Brad Friedel czuje, że Tottenham Hotspur jest najsilniejszym zespołem, w jakim dotychczas przyszło mu grać. Amerykański golkiper trafił na White Hart Lane z Aston Villi, po tym, jak jego kontrakt z "The Villans" dobiegł końca.
Brad Friedel na swoim koncie ma osiemnaście sezonów w profesjonalnym futbolu, z czego aż piętnaście spędził w angielskiej Premier League. Oprócz tego Amerykanin reprezentował swój kraj także na trzech mundialach.
- Skład Tottenhamu jest niesamowicie utalentowany i wyrównany - zapewnia Friedel.- To grupa najlepszych ludzi, w jakiej się znalazłem od czasu, gdy gram w piłkę.
Amerykański piłkarz chce kontynuować swoją znakomitą serię 275 spotkań z rzędu w Premier League, w których wybiegał w podstawowym składzie swojej drużyny.
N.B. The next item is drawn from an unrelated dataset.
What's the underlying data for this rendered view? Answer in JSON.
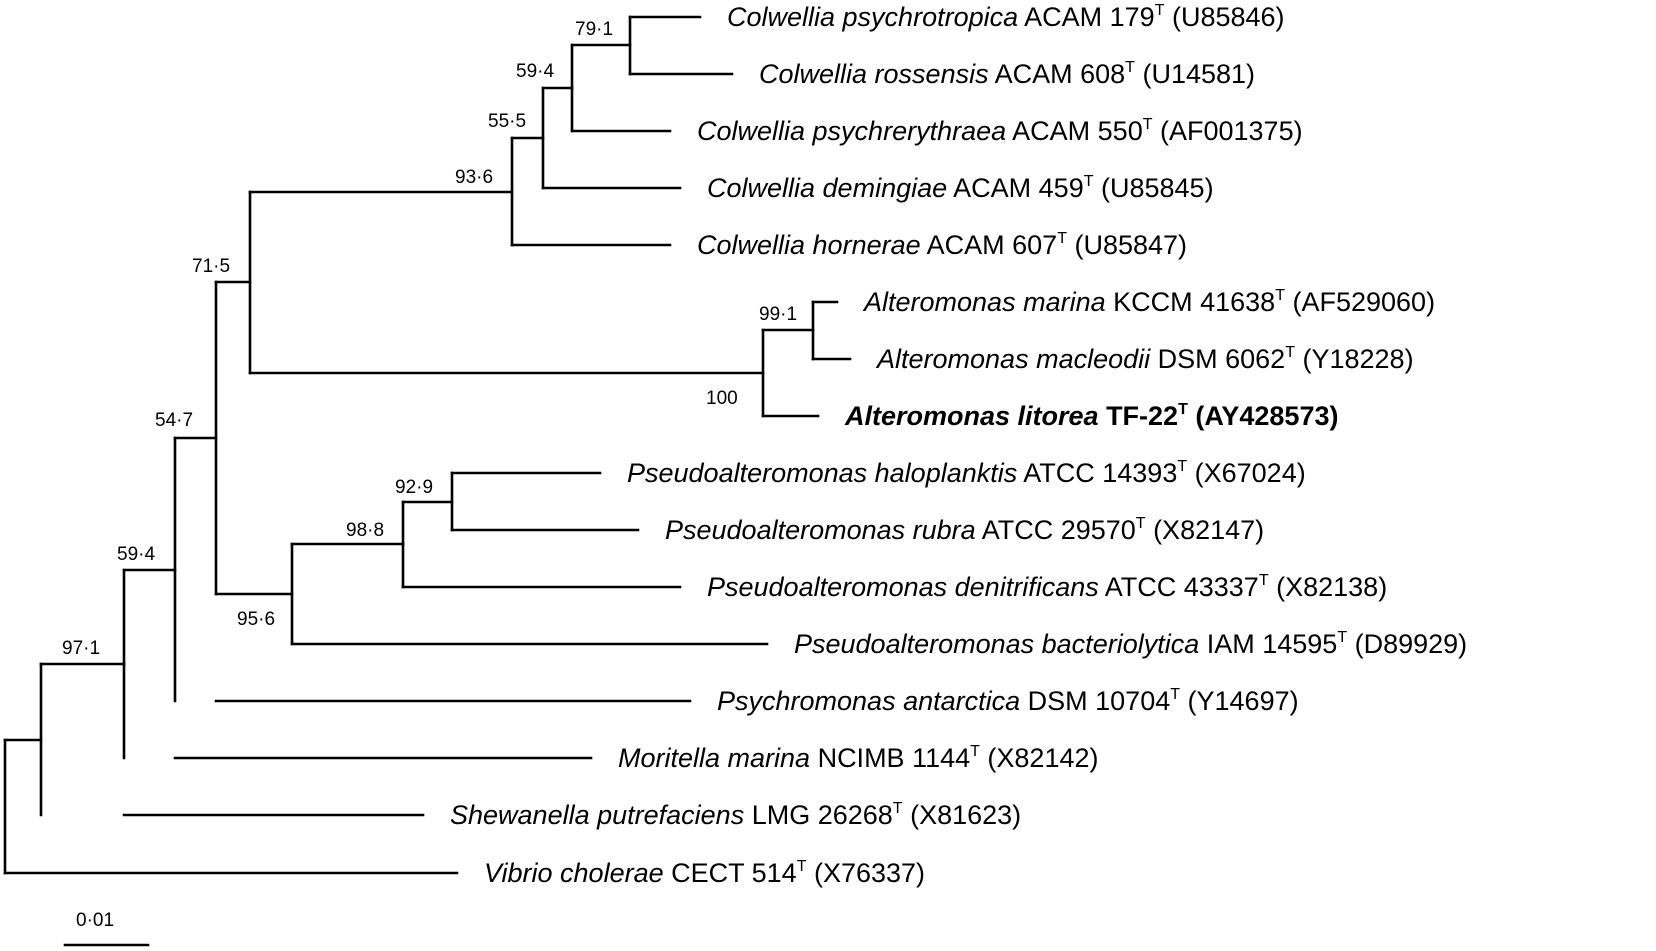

Friedel zdaje sobie przy tym sprawę, że rywalizacja o miejsce między słupkami bramki Spurs będzie wyrównana, lecz on sam na nadzieję ją wygrać.
- Po rozmowie z prezesem i trenerem doszedłem do wniosku, że Londyn jest miejscem, w którym chcę być. Podoba mi się perspektywa gry w zespole walczącym o Ligę Mistrzów.
Friedel chwali także pozostałych piłkarzy Spurs, z którymi od kilku dni przygotowuje się do rozpoczęcia nowych rozgrywek.
- W Tottenhamie panuje znakomita atmosfera, wszyscy są ze sobą bardzo blisko. Zdajemy sobie sprawę z presji, jaka znalazła się na naszych barkach, lecz jestem pewien, że damy sobie z tym radę.